Said Nursi'nin sözünü çarpıttı

Said Nursi'nin sözünü çarpıttı

Yeni Mesaj yazarı Bayraktar, Afyon belediyesinin yaptığı bir icraatı eleştirirken Said Nursi'nin bir sözünü çarpıtarak yazdı

Risale Haber-Haber Merkezi

Yeni Mesaj Gazetesi yazarı Muharrem Bayraktar, Afyon belediyesinin yaptığı bir icraatı eleştirirken Said Nursi'nin bir sözünü çarpıtarak yazdı.

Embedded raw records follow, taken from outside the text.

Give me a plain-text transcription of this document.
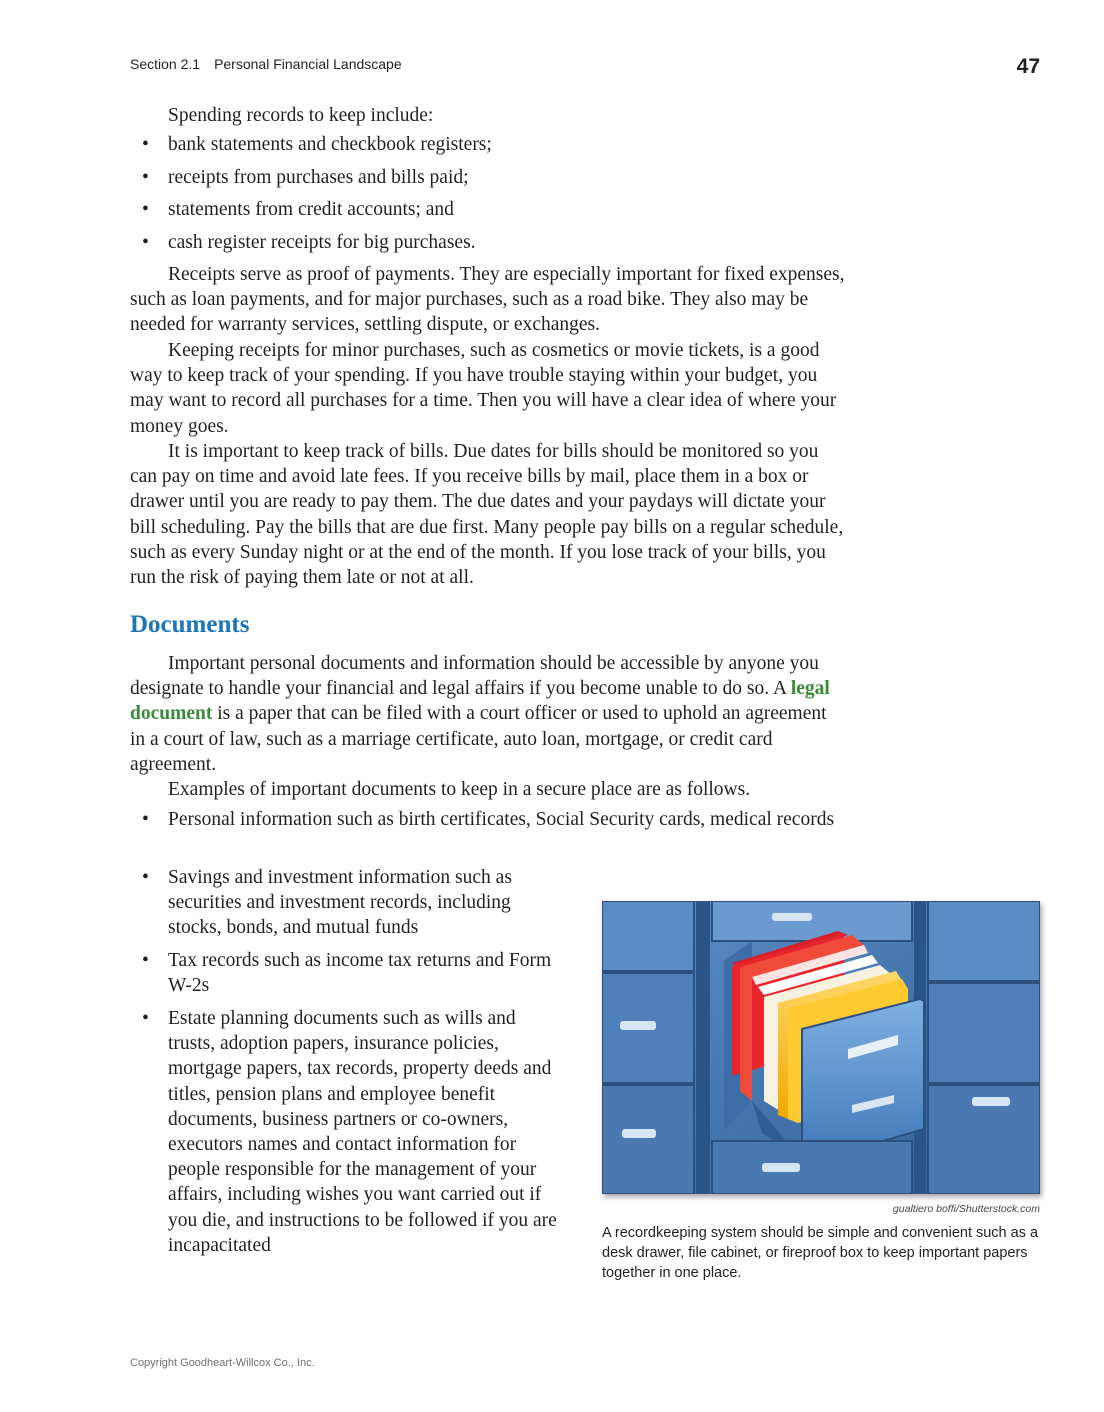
Section 2.1 Personal Financial Landscape	47

Spending records to keep include:

• bank statements and checkbook registers;
• receipts from purchases and bills paid;
• statements from credit accounts; and
• cash register receipts for big purchases.

Receipts serve as proof of payments. They are especially important for fixed expenses, such as loan payments, and for major purchases, such as a road bike. They also may be needed for warranty services, settling dispute, or exchanges.

Keeping receipts for minor purchases, such as cosmetics or movie tickets, is a good way to keep track of your spending. If you have trouble staying within your budget, you may want to record all purchases for a time. Then you will have a clear idea of where your money goes.

It is important to keep track of bills. Due dates for bills should be monitored so you can pay on time and avoid late fees. If you receive bills by mail, place them in a box or drawer until you are ready to pay them. The due dates and your paydays will dictate your bill scheduling. Pay the bills that are due first. Many people pay bills on a regular schedule, such as every Sunday night or at the end of the month. If you lose track of your bills, you run the risk of paying them late or not at all.

Documents

Important personal documents and information should be accessible by anyone you designate to handle your financial and legal affairs if you become unable to do so. A legal document is a paper that can be filed with a court officer or used to uphold an agreement in a court of law, such as a marriage certificate, auto loan, mortgage, or credit card agreement.

Examples of important documents to keep in a secure place are as follows.

• Personal information such as birth certificates, Social Security cards, medical records
• Savings and investment information such as securities and investment records, including stocks, bonds, and mutual funds
• Tax records such as income tax returns and Form W-2s
• Estate planning documents such as wills and trusts, adoption papers, insurance policies, mortgage papers, tax records, property deeds and titles, pension plans and employee benefit documents, business partners or co-owners, executors names and contact information for people responsible for the management of your affairs, including wishes you want carried out if you die, and instructions to be followed if you are incapacitated
gualtiero boffi/Shutterstock.com

A recordkeeping system should be simple and convenient such as a desk drawer, file cabinet, or fireproof box to keep important papers together in one place.

Copyright Goodheart-Willcox Co., Inc.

Afyonkarahisar belediye başkanı Burhaneddin Çoban’ın “Afyonkarahisar’daki Yunan mezarlığında bulunan Yunanlılar için bir anıt yapacağı" açıklamasını eleştiren Bayraktar birden bire sözü Said Nursi'ye getirdi Risale-i Nur'da yer alan bir ifadesini hafife alan bir eda ile yorumladı.

Anıtın, Başbakan Erdoğan'ın “Yunan açılımı” projesi doğrultusunda yapıldığını ileri süren Bayraktar, şunları yazdı:

"Sayın başbakanın ifade ettiği “Yunanistan’la aramızdaki tüm sorunları çözeceğiz, Yunanistan’la sıfır sorun” açıklamasına uygun düşen bir şekilde büyük bir icraata hazırlanıyor. Belediye başkanı Çoban, Yunan açılımına uygun olacak şekilde “Afyonkarahisar’daki Yunan mezarlığında bulunan Yunanlılar için bir anıt yapacaklarını, buranın ziyarete açılacağını” söyledi. Çoban, daha da ileri giderek savaşta ölen Yunanlıların da şehit olduğunu söylüyor! (Said Nursi’nin Cihan Harbi’nde ölen gâvurlar için “onlar da bir nevi şehittir” diye verdiği çağlar üstü ifadesine ne kadar da benziyor!”

Bilindiği gibi adı geçen gazete ve yazarları Müslümanların diğer din mensuplarıyla diyaloga geçmesini ağır bir şekilde eleştirmekte ve hakarete varan söylemler dile getirmekler.

BEDİÜZZAMAN NE DEMİŞTİ?

Bediüzzaman Said Nursi, Kastamonu Lâhikası adlı eserinde, "Şiddet-i şefkat ve rikkatten, bu kışın şiddetli soğuğuyla beraber manevi ve şiddetli bir soğuk ve musibet-i beşeriyeden biçarelere gelen felâketler, helâketler, sefaletler, açlıklar şiddetle rikkatime dokundu" ifadeleriyle dünya savaşında ölenlerin "eğer on beş yaşına kadar ise ne dinde olursa olsun şehit hükmünde" olduğunu, "15'ten yukarı olanların ise eğer masum ve mazlum ise, mükâfâtlarının büyük olduğunu, belki Cehennemden kurtaracağını" belirterek, "Çünkü ahirzamanda madem fetret derecesinde din ve din-i Muhammedîye (a.s.m.) bir lâkaytlık perdesi gelmiş. Ve madem ahirzamanda Hazret-i İsâ'nın (a.s.) din-i hakikîsi hükmedecek, İslamiyetle omuz omuza gelecek. Elbette şimdi, fetret gibi karanlıkta kalan ve Hazret-i İsa'ya (a.s.) mensup Hıristiyanların mazlumları, çektikleri felâketler onlar hakkında bir nevi şehadet denilebilir. Hususan ihtiyarlar ve musibetzedeler, fakir ve zayıflar, müstebit büyük zalimlerin cebir ve şiddetleri altında musibet çekiyorlar" demişti.